The source—whether digitally acquired—is completely irrelevant. Physical objects have their special qualities because they’re tactile and they engage a different array of senses. There are different priorities than reading a book, of course. That’s primarily a mental activity, whereas a videogame has no physical object except the device you channel to gain access. These design objects have different elements that make them up, and the hierarchy of what counts the most differs from object to object. There’s a diversity even with the nonphysical and nonmaterial, though.
One of the ideas that interested me in your book was the lack of respect that is bestowed on industrial designers compared to formal artists. Why is that?
The consumption of ordinary goods is so massive, and the participation of the public is so much larger scaled, that there isn’t an official connoisseurship. You have that in the art world, which has a very specialized set of institutions, museums, galleries, magazines, and so on. These are for a selected and small group of people who are at the highest end of the strata. That’s not present for can openers or, for the most part, for videogames.
So there’s an ordinariness that’s taken for granted and an elitist snobbism that would denigrate taking seriously these mundane things. Design is the people’s art. Can openers, lampshades, and videogames are all part of that.
Can design—and by extension games—ever move out of that ghetto?
To a degree, it’s changing for a can opener. The conversation has started about the creative economy, and cities are embracing design. They don’t just mean the Frank Gehrys of the world. Anything that could be called a design studio—that’s fodder for the new economy for real estate and increasing real-estate value. I think that this coming acknowledgement of the soft economy in all its manifestations is bringing with it a backdoor route for appreciation.
The social sciences are a constant and intellectual world that studies consumption, but those fields are virtually born out of not just disdain but hostility to all of this stuff. We used to argue that television makes people mindless, and comic books were denounced in front of Congress.
So what changed for design to gain this wider acceptance?
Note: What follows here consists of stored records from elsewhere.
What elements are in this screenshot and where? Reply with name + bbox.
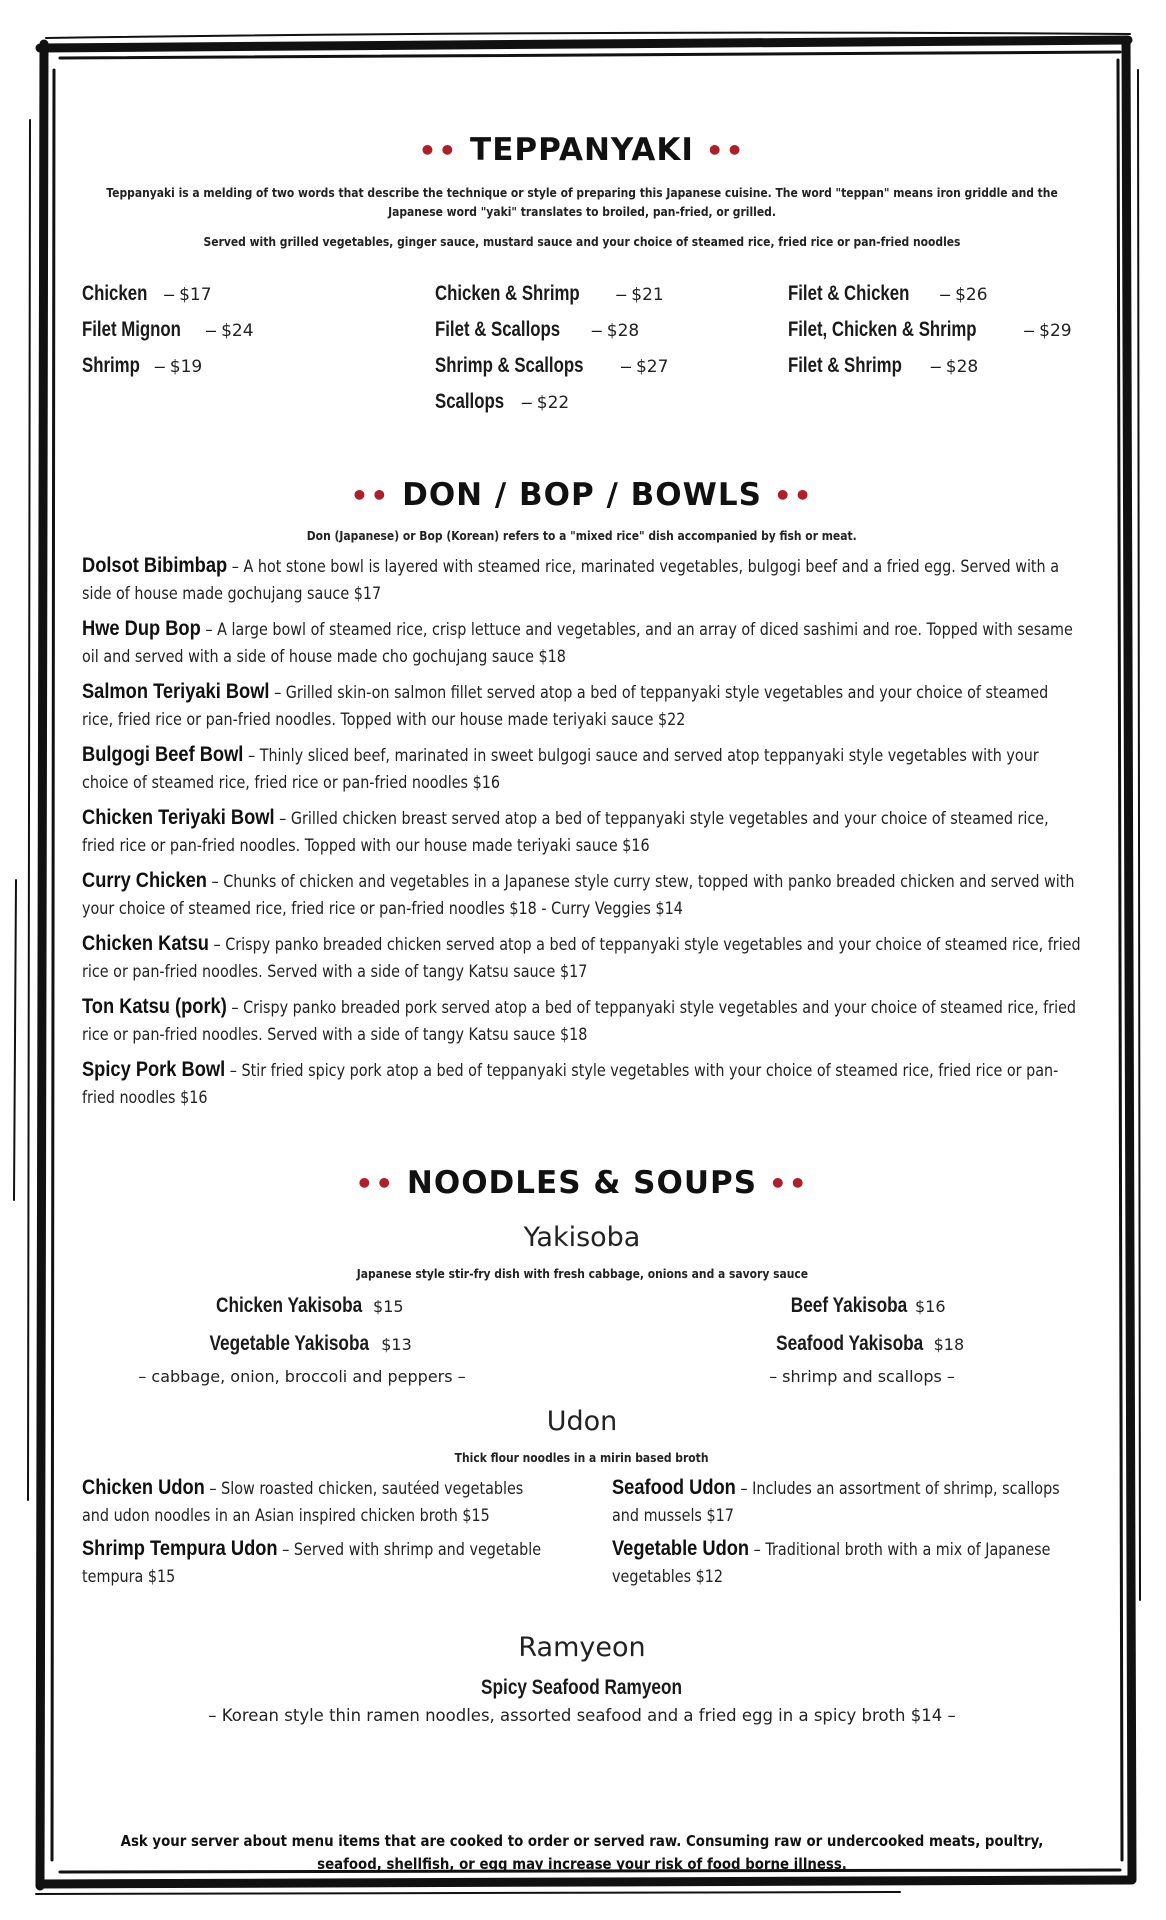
yakisoba-right-note: – shrimp and scallops – <box>769 1367 955 1386</box>
udon-note: Thick flour noodles in a mirin based broth <box>455 1450 709 1465</box>
udon-title: Udon <box>546 1406 618 1437</box>
bowls-note: Don (Japanese) or Bop (Korean) refers to a "mixed rice" dish accompanied by fish or meat. <box>307 528 857 543</box>
menu-item: Salmon Teriyaki Bowl – Grilled skin-on salmon fillet served atop a bed of teppanyaki style vegetables and your choice of steamed rice, fried rice or pan-fried noodles. Topped with our house made teriyaki sauce $22 <box>82 680 1049 729</box>
menu-item: Dolsot Bibimbap – A hot stone bowl is layered with steamed rice, marinated vegetables, bulgogi beef and a fried egg. Served with a side of house made gochujang sauce $17 <box>82 554 1060 603</box>
yakisoba-title: Yakisoba <box>523 1222 641 1253</box>
udon-left <box>82 1474 552 1596</box>
menu-item: Vegetable Udon – Traditional broth with a mix of Japanese vegetables $12 <box>612 1537 1051 1586</box>
yakisoba-left <box>102 1288 502 1390</box>
menu-item: Shrimp Tempura Udon – Served with shrimp and vegetable tempura $15 <box>82 1537 542 1586</box>
noodles-title: •• NOODLES & SOUPS •• <box>355 1165 809 1201</box>
menu-item: Filet & Scallops – $28 <box>435 318 640 341</box>
teppanyaki-column-1 <box>82 276 422 384</box>
food-safety-disclaimer: Ask your server about menu items that are cooked to order or served raw. Consuming raw or undercooked meats, poultry, seafood, shellfish, or egg may increase your risk of food borne illness. <box>120 1832 1044 1873</box>
menu-item: Shrimp – $19 <box>82 354 203 377</box>
menu-item: Filet & Chicken – $26 <box>788 282 988 305</box>
menu-item: Spicy Pork Bowl – Stir fried spicy pork atop a bed of teppanyaki style vegetables with your choice of steamed rice, fried rice or pan-fried noodles $16 <box>82 1058 1059 1107</box>
bowls-title: •• DON / BOP / BOWLS •• <box>350 477 814 513</box>
menu-item: Hwe Dup Bop – A large bowl of steamed rice, crisp lettuce and vegetables, and an array of diced sashimi and roe. Topped with sesame oil and served with a side of house made cho gochujang sauce $18 <box>82 617 1073 666</box>
menu-item: Chicken Udon – Slow roasted chicken, sautéed vegetables and udon noodles in an Asian inspired chicken broth $15 <box>82 1476 524 1525</box>
menu-item: Chicken & Shrimp – $21 <box>435 282 664 305</box>
teppanyaki-served: Served with grilled vegetables, ginger sauce, mustard sauce and your choice of steamed rice, fried rice or pan-fried noodles <box>203 234 961 249</box>
menu-item: Bulgogi Beef Bowl – Thinly sliced beef, marinated in sweet bulgogi sauce and served atop teppanyaki style vegetables with your choice of steamed rice, fried rice or pan-fried noodles $16 <box>82 743 1039 792</box>
yakisoba-right <box>662 1288 1062 1390</box>
menu-item: Chicken – $17 <box>82 282 212 305</box>
menu-item: Spicy Seafood Ramyeon <box>481 1676 683 1699</box>
menu-page <box>82 0 1082 1920</box>
menu-item: Curry Chicken – Chunks of chicken and vegetables in a Japanese style curry stew, topped with panko breaded chicken and served with your choice of steamed rice, fried rice or pan-fried noodles $18 - Curry Veggies $14 <box>82 869 1075 918</box>
teppanyaki-title: •• TEPPANYAKI •• <box>418 132 746 168</box>
teppanyaki-intro: Teppanyaki is a melding of two words that describe the technique or style of preparing this Japanese cuisine. The word "teppan" means iron griddle and the Japanese word "yaki" translates to broiled, pan-fried, or grilled. <box>106 185 1058 219</box>
menu-item: Chicken Teriyaki Bowl – Grilled chicken breast served atop a bed of teppanyaki style vegetables and your choice of steamed rice, fried rice or pan-fried noodles. Topped with our house made teriyaki sauce $16 <box>82 806 1049 855</box>
menu-item: Scallops – $22 <box>435 390 570 413</box>
menu-item: Ton Katsu (pork) – Crispy panko breaded pork served atop a bed of teppanyaki style vegetables and your choice of steamed rice, fried rice or pan-fried noodles. Served with a side of tangy Katsu sauce $18 <box>82 995 1077 1044</box>
ramyeon-description: – Korean style thin ramen noodles, assorted seafood and a fried egg in a spicy broth $14 – <box>208 1706 956 1725</box>
menu-item: Chicken Katsu – Crispy panko breaded chicken served atop a bed of teppanyaki style vegetables and your choice of steamed rice, fried rice or pan-fried noodles. Served with a side of tangy Katsu sauce $17 <box>82 932 1081 981</box>
yakisoba-note: Japanese style stir-fry dish with fresh cabbage, onions and a savory sauce <box>356 1266 808 1281</box>
menu-item: Beef Yakisoba $16 <box>791 1294 946 1317</box>
teppanyaki-column-3 <box>788 276 1128 384</box>
ramyeon-title: Ramyeon <box>518 1632 646 1663</box>
teppanyaki-column-2 <box>435 276 775 420</box>
menu-item: Seafood Udon – Includes an assortment of shrimp, scallops and mussels $17 <box>612 1476 1060 1525</box>
menu-item: Seafood Yakisoba $18 <box>775 1332 965 1355</box>
menu-item: Filet, Chicken & Shrimp – $29 <box>788 318 1072 341</box>
menu-item: Chicken Yakisoba $15 <box>216 1294 404 1317</box>
menu-item: Filet & Shrimp – $28 <box>788 354 979 377</box>
menu-item: Shrimp & Scallops – $27 <box>435 354 669 377</box>
menu-item: Vegetable Yakisoba $13 <box>209 1332 412 1355</box>
yakisoba-left-note: – cabbage, onion, broccoli and peppers – <box>138 1367 466 1386</box>
udon-right <box>612 1474 1082 1596</box>
bowls-list <box>82 552 1082 1119</box>
menu-item: Filet Mignon – $24 <box>82 318 254 341</box>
Apple changed everything. They hired IDEO as one of their primary design consultancies. They believed that design had a role in the finished product, from the operating system to the iconography. Then there’s Silicon Valley—it wasn’t a place of coal and steel. Design is considered effete—it’s not real men, and it’s not masculine. But [Apple has been] part of the hard road out of deferring to the world of coal, steel, oil, and chemicals.
Game designers are actually the same way. The look at the world of code as the measure of the worth of a product, but not necessarily its aesthetics. That’s changing a bit, but programming still rules.
You mentioned the ecosystem around the art world that affects how people perceive art. One of my big complaints has been the lack of use of italics or quotes in the media, because I think it affects the way people think about videogames as products as opposed to art. Design seems to have the same problem.
The media does play a role. The New York Times has this fellow Rob Walker.
Actually, his column is disappearing.
Well, there you go! I was hoping his existence was a ray of hope. I.D. Magazine closed, too. I would have thought they would be gaining ground.
So what happens if design never achieves a wider cultural acceptance and influence?
I’m not as pessimistic as your question suggests, because the appreciation of design as phenomenon is at an all-time high. This is one of the few realms where the U.S. is in a leader position, in terms of economic productivity. [Just like games!—ed.] I think that the trend line is positive, but design awards don’t rank up there with the Oscars. We still have a long way to go.